4 Maio 2018      17:03

Está aqui

A minha terra tem uma Torre.

As minhas primeiras memórias, enquanto morador na “rua da pouca farinha”, são de uma equipa de homens a conversarem e rirem alarvemente enquanto trabalhavam “empoleirados” nas paredes imensas do edifício de apoio à Torre.

A Torre, construída a partir do gargalo de um poço, impunha-se céu acima e como que retardava o nascer do dia na minha janela. Já lá estava quando, ainda uma criança, para lá fui morar. A Torre tinha uma coruja branca, enorme, que piava noites inteiras e que do ponto mais alto da Torre se lançava em voos que se ouviam da minha janela. Tinha densidade o voo da coruja da torre, tinha mistério, tinha imaginário de vampiros, de bruxas e de histórias sem fim de crianças perdidas na subida á Torre, picadas pelo bico enorme da coruja branca que era a guardiã da Torre.

Hoje recordo com carinho as noites em que me dedicava a ter medo do que poderia vir em voo do cimo daquela Torre.

Na verdade, hoje tal como então, a Torre é uma construção inacabada que ali está plantada no meio da vila onde eu nasci, envolvida por inúmeros edifícios enormes, também eles inacabados. É uma espécie de monumento aos sonhos inacabados, no meio de uma vila que ela própria é um desafio imenso por acabar.

A Torre foi o sonho de um homem à frente do seu tempo que resolveu ir morar para ali e ali construir uma fábrica de sofás. O Sr Ferreira, como sempre me habituei a chama-lo, era um homem diferente, difícil de perceber, mas prosperou a encher de sofás os prédios todos, que nasciam como cogumelos, no Algarve.

Essa fábrica deu emprego a muitos jovens de então, que hoje são os pais e avós dos filhos de S. Teotónio. Foi onde muitos aprenderam o ofício de estofadores e de carpinteiros e foi essa fábrica que definiu aquela vila do sudoeste alentejano como um centro de referência no fabrico e comércio de móveis. Esses jovens cresceram, revoltaram-se com o Sr Ferreira e criaram a sua própria cooperativa onde, felizes, continuaram a encher de sofás o Algarve.

O fim da cooperativa é outra história que não cabe aqui, mas, na verdade, gosto de pensar que hoje S. Teotónio tem tantas carpintarias e pequenas unidades de estofadores de enorme qualidade porque o Sr Ferreira, um dia, chegou no seu carro “boca de sapo” e decidiu fazer, ali, uma fábrica de sofás.

Fez também a Torre e os edifícios em volta. Diz que a Torre era para conseguir ver o mar dali, mas ele contou-me a história de que o que queria fazer era um hotel de luxo, lindo de morrer, a que daria o nome de “branca de neve e os sete anões” e onde a Torre seria a “branca de neve” (eu juro que isto é verdade).
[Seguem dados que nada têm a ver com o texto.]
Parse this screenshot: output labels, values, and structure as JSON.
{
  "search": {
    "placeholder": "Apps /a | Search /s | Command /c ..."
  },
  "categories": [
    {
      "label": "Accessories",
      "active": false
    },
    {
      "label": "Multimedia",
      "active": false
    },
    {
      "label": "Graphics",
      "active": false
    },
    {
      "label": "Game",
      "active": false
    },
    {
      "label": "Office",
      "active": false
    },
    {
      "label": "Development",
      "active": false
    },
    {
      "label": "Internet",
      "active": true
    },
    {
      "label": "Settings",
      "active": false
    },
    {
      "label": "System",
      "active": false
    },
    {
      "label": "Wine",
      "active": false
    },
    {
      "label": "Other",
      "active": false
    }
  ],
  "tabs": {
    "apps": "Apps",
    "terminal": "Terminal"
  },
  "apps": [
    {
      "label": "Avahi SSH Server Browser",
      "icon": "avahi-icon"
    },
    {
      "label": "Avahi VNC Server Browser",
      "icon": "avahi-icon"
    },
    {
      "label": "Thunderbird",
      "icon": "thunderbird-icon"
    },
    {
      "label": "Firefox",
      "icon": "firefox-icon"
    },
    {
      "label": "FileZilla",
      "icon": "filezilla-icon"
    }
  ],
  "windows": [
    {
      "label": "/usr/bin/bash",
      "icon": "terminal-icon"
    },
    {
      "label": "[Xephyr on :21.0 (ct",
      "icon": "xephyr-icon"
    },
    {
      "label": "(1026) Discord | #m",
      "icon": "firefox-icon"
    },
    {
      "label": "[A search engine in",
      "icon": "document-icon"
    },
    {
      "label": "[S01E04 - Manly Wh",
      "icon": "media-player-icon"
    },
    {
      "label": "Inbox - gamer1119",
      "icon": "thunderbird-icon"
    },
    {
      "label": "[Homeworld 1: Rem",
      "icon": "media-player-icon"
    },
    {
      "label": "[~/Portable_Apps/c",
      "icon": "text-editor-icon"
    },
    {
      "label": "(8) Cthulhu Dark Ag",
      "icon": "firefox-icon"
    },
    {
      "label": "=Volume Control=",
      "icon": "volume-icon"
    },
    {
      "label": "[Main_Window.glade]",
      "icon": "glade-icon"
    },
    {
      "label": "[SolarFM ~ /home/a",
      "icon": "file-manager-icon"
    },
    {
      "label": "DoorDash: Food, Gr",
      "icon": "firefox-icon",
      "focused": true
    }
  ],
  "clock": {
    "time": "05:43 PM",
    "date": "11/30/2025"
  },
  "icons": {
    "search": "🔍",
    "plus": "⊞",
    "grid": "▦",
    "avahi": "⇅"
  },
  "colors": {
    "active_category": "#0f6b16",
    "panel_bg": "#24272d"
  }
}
Eu nunca fui de admirar “homens” providenciais, mas que existem pessoas que são capazes de definir oportunidades nos seus territórios e de mudar os destinos desses territórios isso existem. Quando penso no Sr Ferreira penso sempre no que seria hoje S. Teotónio se ele tivesse “acabado” o sonho dele como outros o fizeram. Penso em Campo Maior e penso em muitos outros locais que de “interior” se fizeram “litoral”.

O Sr Ferreira morreu, sozinho, por estes dias na cama de um hospital. A Torre ali continua inacabada, servindo de suporte à estrela de natal na minha terra. As ruínas em volta da Torre são como uma ferida aberta no meio da vila. Mas, por incrível que possa tudo isto parecer, aquela Torre significa que o sonho persiste e que é possível, cada um de nós, fazer a diferença no futuro de todos nós. Não basta sonhar, mas isso já é um começo!